1.
Efficacy and safety of the second in-hospital dose of tranexamic acid after receiving the prehospital dose: double-blind randomized controlled clinical trial in a level 1 trauma center
El-Menyar A, Ahmed K, Hakim S, Kanbar A, Mathradikkal S, Siddiqui T, Jogol H, Younis B, Taha I, Mahmood I, et al
European journal of trauma and emergency surgery : official publication of the European Trauma Society. 2021
Abstract
BACKGROUND Prehospital administration of tranexamic acid (TXA) to injured patients is increasing worldwide. However, optimal TXA dose and need of a second infusion on hospital arrival remain undetermined. We investigated the efficacy and safety of the second in-hospital dose of TXA in injured patients receiving 1 g of TXA in the prehospital setting. We hypothesized that a second in-hospital dose of TXA improves survival of trauma patients. METHODS A prospective, double-blind, placebo-controlled randomized, clinical trial included adult trauma patients receiving 1 g of TXA in the prehospital settings. Patients were then blindly randomized to Group I (second 1-g TXA) and Group II (placebo) on hospital arrival. The primary outcome was 24-h (early) and 28-day (late) mortality. Secondary outcomes were thromboembolic events, blood transfusions, hospital length of stay (HLOS) and organs failure (MOF). RESULTS A total of 220 patients were enrolled, 110 in each group.

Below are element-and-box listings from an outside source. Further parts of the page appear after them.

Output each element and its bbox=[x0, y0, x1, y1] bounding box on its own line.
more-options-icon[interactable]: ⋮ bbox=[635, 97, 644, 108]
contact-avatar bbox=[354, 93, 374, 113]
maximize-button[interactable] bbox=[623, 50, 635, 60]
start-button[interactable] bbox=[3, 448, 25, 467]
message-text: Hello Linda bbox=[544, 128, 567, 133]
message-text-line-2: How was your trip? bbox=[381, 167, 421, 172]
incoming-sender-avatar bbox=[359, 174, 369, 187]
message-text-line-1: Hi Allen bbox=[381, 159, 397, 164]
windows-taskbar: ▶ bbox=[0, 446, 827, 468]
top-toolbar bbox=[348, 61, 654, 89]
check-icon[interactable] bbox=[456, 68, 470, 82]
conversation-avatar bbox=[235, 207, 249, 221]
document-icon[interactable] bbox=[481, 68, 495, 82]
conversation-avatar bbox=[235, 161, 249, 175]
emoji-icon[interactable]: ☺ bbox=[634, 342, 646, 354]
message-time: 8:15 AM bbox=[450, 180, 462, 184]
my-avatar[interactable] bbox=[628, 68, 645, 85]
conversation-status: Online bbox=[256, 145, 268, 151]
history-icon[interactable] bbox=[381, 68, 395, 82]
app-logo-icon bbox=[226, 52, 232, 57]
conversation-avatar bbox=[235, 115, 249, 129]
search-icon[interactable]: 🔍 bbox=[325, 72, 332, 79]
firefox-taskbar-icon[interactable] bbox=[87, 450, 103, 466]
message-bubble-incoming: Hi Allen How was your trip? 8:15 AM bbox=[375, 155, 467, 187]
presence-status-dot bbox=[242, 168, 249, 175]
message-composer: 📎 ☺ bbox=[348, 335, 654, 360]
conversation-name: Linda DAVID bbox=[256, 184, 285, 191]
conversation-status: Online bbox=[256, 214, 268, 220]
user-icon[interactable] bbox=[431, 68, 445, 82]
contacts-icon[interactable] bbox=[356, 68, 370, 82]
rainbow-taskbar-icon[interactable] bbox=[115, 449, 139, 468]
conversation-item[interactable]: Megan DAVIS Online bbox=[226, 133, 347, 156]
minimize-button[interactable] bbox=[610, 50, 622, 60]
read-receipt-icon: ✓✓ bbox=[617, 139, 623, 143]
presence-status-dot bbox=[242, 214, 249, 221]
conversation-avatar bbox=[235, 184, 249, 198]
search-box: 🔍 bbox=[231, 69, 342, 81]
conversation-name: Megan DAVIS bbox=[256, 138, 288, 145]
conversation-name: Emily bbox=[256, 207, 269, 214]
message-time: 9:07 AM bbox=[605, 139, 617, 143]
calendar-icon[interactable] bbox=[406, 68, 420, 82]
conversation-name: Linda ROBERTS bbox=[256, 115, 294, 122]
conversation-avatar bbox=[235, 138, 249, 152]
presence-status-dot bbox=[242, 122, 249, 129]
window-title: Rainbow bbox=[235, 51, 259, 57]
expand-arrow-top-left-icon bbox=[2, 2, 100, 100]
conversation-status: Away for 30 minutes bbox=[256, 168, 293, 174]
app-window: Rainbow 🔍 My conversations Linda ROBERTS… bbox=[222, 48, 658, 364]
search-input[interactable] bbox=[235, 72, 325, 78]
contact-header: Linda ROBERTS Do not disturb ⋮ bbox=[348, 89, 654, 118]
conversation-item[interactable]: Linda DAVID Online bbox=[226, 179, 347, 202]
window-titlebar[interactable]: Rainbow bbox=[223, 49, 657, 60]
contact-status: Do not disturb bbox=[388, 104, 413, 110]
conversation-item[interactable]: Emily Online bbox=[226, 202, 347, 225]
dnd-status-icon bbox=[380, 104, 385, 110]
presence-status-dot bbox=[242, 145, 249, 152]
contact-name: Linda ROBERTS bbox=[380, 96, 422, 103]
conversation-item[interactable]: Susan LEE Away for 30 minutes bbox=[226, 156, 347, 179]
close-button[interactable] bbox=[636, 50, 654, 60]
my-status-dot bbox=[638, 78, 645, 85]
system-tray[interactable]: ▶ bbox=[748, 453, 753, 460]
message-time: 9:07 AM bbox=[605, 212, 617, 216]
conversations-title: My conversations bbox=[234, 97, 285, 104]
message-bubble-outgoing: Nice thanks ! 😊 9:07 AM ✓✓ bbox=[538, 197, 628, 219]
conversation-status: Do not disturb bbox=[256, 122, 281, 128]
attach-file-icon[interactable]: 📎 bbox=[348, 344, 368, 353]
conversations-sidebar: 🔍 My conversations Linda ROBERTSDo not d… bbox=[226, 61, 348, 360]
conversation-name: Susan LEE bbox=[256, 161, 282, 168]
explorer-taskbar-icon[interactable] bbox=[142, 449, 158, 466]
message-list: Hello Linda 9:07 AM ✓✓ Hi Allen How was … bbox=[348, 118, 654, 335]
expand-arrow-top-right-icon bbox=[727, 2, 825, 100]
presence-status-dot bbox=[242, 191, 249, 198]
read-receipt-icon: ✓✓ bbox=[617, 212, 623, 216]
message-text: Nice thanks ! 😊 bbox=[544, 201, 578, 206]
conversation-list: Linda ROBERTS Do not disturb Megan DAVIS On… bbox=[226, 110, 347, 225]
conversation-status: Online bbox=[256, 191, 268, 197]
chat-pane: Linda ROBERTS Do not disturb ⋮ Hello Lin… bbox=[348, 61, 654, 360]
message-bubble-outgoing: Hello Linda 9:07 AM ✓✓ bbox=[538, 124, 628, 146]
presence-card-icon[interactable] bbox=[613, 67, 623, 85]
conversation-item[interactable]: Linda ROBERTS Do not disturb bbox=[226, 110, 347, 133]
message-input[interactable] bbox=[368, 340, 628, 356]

The TXA and placebo groups had a similar early [OR 1.000 (0.062-16.192); p = 0.47] and late mortality [OR 0.476 (95% CI 0.157-1.442), p = 0.18].The cause of death (n = 15) was traumatic brain injury (TBI) in 12 patients and MOF in 3 patients. The need for blood transfusions in the first 24 h, number of transfused blood units, HLOS, thromboembolic events and multiorgan failure were comparable in the TXA and placebo groups. In seriously injured patients (injury severity score > 24), the MTP activation was higher in the placebo group (31.3% vs 11.10%, p = 0.13), whereas pulmonary embolism (6.9% vs 2.9%, p = 0.44) and late mortality (27.6% vs 14.3%, p = 0.17) were higher in the TXA group but did not reach statistical significance. CONCLUSION The second TXA dose did not change the mortality rate, need for blood transfusion, thromboembolic complications, organ failure and HLOS compared to a single prehospital dose and thus its routine administration should be revisited in larger and multicenter studies. TRIAL REGISTRATION ClinicalTrials.gov Identifier: NCT03846973.
2.
Efficacy of prehospital administration of tranexamic acid in trauma patients: A meta-analysis of the randomized controlled trials
El-Menyar A, Sathian B, Asim M, Latifi R, Al-Thani H
The American Journal of Emergency Medicine. 2018;36((6):):1079-1087
Abstract
OBJECTIVE Antifibrinolytic agent tranexamic acid (TXA) has a potential clinical benefit for in-hospital patients with severe bleeding but its effectiveness in pre-hospital settings remains unclear. We conducted a systematic review and meta-analysis to evaluate whether pre-hospital administration of TXA compared to placebo improve patients' outcomes? METHODS PubMed, MEDLINE, Cochrane Library, WHO International Clinical Trials Registry Platform, Cochrane Central Register of Controlled Trials (CENTRAL), Scopus, clinicaltrials.gov and Google scholar databases were searched for a retrospective, prospective and randomized (RCT) or quasi-RCT studies that assessed the effect of prehospital administration of TXA versus placebo on the outcomes of trauma patients with significant hemorrhage. The main outcomes of interest were 24hour 30-day mortality and in-hospital thromboembolic complications. Two authors independently abstracted the data using a data collection form. Results from different studies were pooled for the analysis, when appropriate. RESULTS Out of 92 references identified through the search, two analytical studies met the inclusion criteria. The effect of TXA on 24-hour mortality had a pooled odds ratio (OR) of 0.49 (95% CI 0.28-0.85), 30-day mortality OR of 0.86 (95% CI, 0.56-1.32), and thromboembolic events OR of 0.74 (95% CI, 0.27-2.07). CONCLUSION Prehospital TXA appears to reduce early mortality in trauma patients. The pooled analysis also shows a trend toward lower 30-day mortality and reduced risk of thromboembolic events. Additional randomized controlled clinical trials are needed to determine the significance of these trends.